J’ai ri, mais je n’ai pas trouvé ça idiot. On peut effectivement commencer par définir le genre noir par le fait qu’il ne se laisse pas facilement définir et par le fait qu’il est aussi instable que le monde dans lequel il prend racine. La littérature noire, c’est celle qui refuse les cases toutes faites. C’est le roman policier qui peut très bien se passer de policier, et même d’énigme ou d’enquête, car ce qui compte ce sont les gens et ce qu’ils font. En ce sens, je m’oppose vivement au poncif communément admis selon lequel il n’y aurait pas de héros dans la littérature noire. Les personnages ne sont individuellement pas des héros, leur comportement et leurs actes répondent directement à leur environnement, aux circonstances. Mais cet environnement, ces circonstances, ce qu’on peut nommer la société, ce que Marx appelait « l’ensemble des rapports de production », sont eux-même modelés par les actes et comportements des individus qui composent le cœur des romans noirs. Ce sont ces gens qui font le monde à leur petite échelle, la classe criminelle, mais pas que. Le genre noir n’a pas de héros individuels parce que le héro est collectif : tous les individus, aussi méprisés soient-ils, sont des héros puisqu’ils font collectivement l’histoire. Take no heroes, but working class heroes.

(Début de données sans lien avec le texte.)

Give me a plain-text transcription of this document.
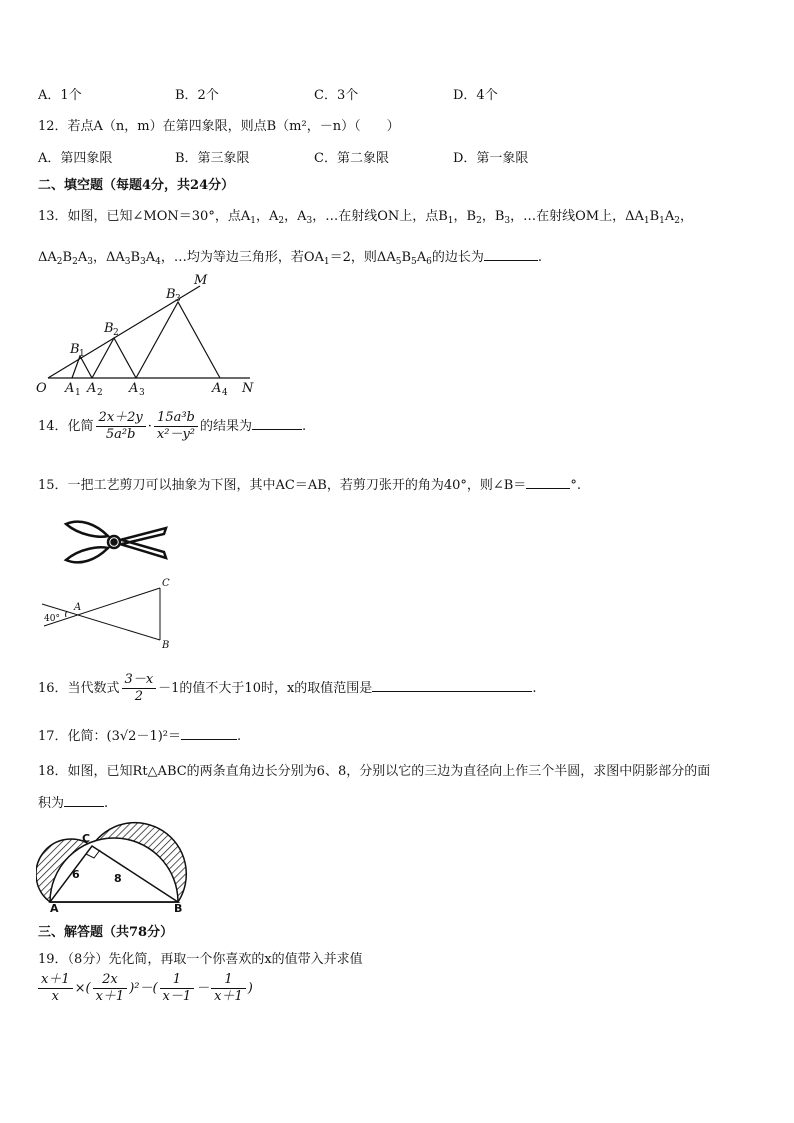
A．1个	B．2个	C．3个	D．4个
12．若点A（n，m）在第四象限，则点B（m²，－n）（　　）
A．第四象限	B．第三象限	C．第二象限	D．第一象限
二、填空题（每题4分，共24分）
13．如图，已知∠MON＝30°，点$A_1$，$A_2$，$A_3$，…在射线ON上，点$B_1$，$B_2$，$B_3$，…在射线OM上，$\Delta A_1B_1A_2$，
$\Delta A_2B_2A_3$，$\Delta A_3B_3A_4$，…均为等边三角形，若$OA_1=2$，则$\Delta A_5B_5A_6$的边长为	.
O A 1 A 2 A 3	A 4 N
M
B 1
B 2
B 3
14．化简 $\frac{2x+2y}{\text{5a²b}} \cdot \frac{\text{15a³b}}{\text{x²－y²}}$ 的结果为	.
15．一把工艺剪刀可以抽象为下图，其中AC＝AB，若剪刀张开的角为40°，则∠B＝	°.
C
B
A
40°
16．当代数式 $\frac{3-x}{2} -1$的值不大于10时，x的取值范围是	.
17．化简：(3√2－1)²＝	.
18．如图，已知Rt△ABC的两条直角边长分别为6、8，分别以它的三边为直径向上作三个半圆，求图中阴影部分的面
积为	.
C
A	B
6	8
三、解答题（共78分）
19．（8分）先化简，再取一个你喜欢的x的值带入并求值
$\frac{x+1}{x}$ ×( $\frac{2x}{x+1} )^2-( \frac{1}{x-1} - \frac{1}{x+1}$ )
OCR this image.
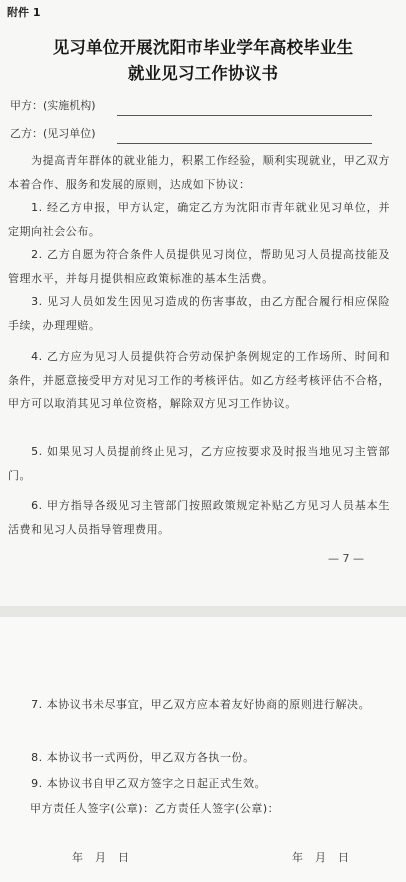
附件 1
见习单位开展沈阳市毕业学年高校毕业生
就业见习工作协议书
甲方：(实施机构)
乙方：(见习单位)

为提高青年群体的就业能力，积累工作经验，顺利实现就业，甲乙双方本着合作、服务和发展的原则，达成如下协议：

1. 经乙方申报，甲方认定，确定乙方为沈阳市青年就业见习单位，并定期向社会公布。

2. 乙方自愿为符合条件人员提供见习岗位，帮助见习人员提高技能及管理水平，并每月提供相应政策标准的基本生活费。

3. 见习人员如发生因见习造成的伤害事故，由乙方配合履行相应保险手续，办理理赔。

4. 乙方应为见习人员提供符合劳动保护条例规定的工作场所、时间和条件，并愿意接受甲方对见习工作的考核评估。如乙方经考核评估不合格，甲方可以取消其见习单位资格，解除双方见习工作协议。

5. 如果见习人员提前终止见习，乙方应按要求及时报当地见习主管部门。

6. 甲方指导各级见习主管部门按照政策规定补贴乙方见习人员基本生活费和见习人员指导管理费用。

— 7 —

7. 本协议书未尽事宜，甲乙双方应本着友好协商的原则进行解决。

8. 本协议书一式两份，甲乙双方各执一份。

9. 本协议书自甲乙双方签字之日起正式生效。

甲方责任人签字(公章)：乙方责任人签字(公章)：
年　月　日	年　月　日
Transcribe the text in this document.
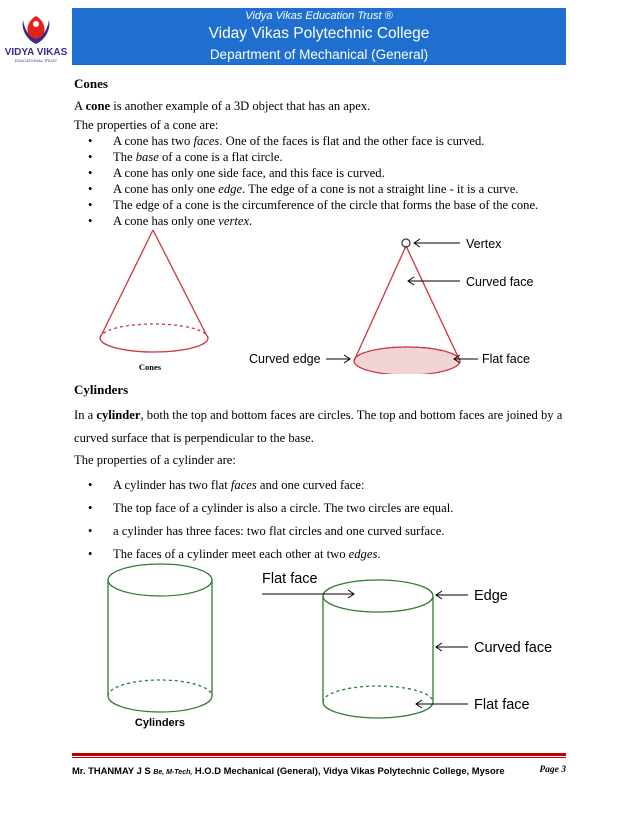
VIDYA VIKAS
EDUCATIONAL TRUST
Vidya Vikas Education Trust ®
Viday Vikas Polytechnic College
Department of Mechanical (General)
Cones
A cone is another example of a 3D object that has an apex.
The properties of a cone are:
• A cone has two faces. One of the faces is flat and the other face is curved.
• The base of a cone is a flat circle.
• A cone has only one side face, and this face is curved.
• A cone has only one edge. The edge of a cone is not a straight line - it is a curve.
• The edge of a cone is the circumference of the circle that forms the base of the cone.
• A cone has only one vertex.
Cones
Vertex
Curved face
Curved edge	Flat face
Cylinders
In a cylinder, both the top and bottom faces are circles. The top and bottom faces are joined by a curved surface that is perpendicular to the base.
The properties of a cylinder are:
• A cylinder has two flat faces and one curved face:
• The top face of a cylinder is also a circle. The two circles are equal.
• a cylinder has three faces: two flat circles and one curved surface.
• The faces of a cylinder meet each other at two edges.
Cylinders
Flat face
Edge
Curved face
Flat face
Mr. THANMAY J S Be, M-Tech, H.O.D Mechanical (General), Vidya Vikas Polytechnic College, Mysore	Page 3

Il est vrai que le roman noir et en particulier le néo-polar cède le plus souvent à un déterminisme forcené et sans issue. Mais il ne faut pas oublier un des grands classiques du genre : la logique de l’engrenage. Cet engrenage souvent présenté comme fatal démontre bien que ce sont aussi les comportements de l’humain, ses actes, qui amènent le suivant et le suivant. Chez des Fajardie ou des Manchette, cette logique se teinte de nihilisme et ne peut amener les personnages qu’à leur perte. Mais c’est loin d’être une obligation du genre, il y a d’ailleurs plein de néo-polars géniaux dont les personnages parviennent à modifier favorablement le cours des choses, il en sera aussi question sur ce site. Et puis moi, même si on me montre que tout va mal, ça ne me désespère pas, ça me donne encore un peu plus envie de tout changer.

Le noir c’est la vie, j’ai déjà dit. Même s’il peut s’y passer des choses sortant sérieusement de l’ordinaire, même s’il peut y avoir des personnages hauts en couleurs, la matière première de la littérature noire, c’est la vie quotidienne des gens ordinaires. Elle ne commet pas d’ostracisme, tout le monde y a sa place et donc tout le monde peut la lire et se sentira concerné.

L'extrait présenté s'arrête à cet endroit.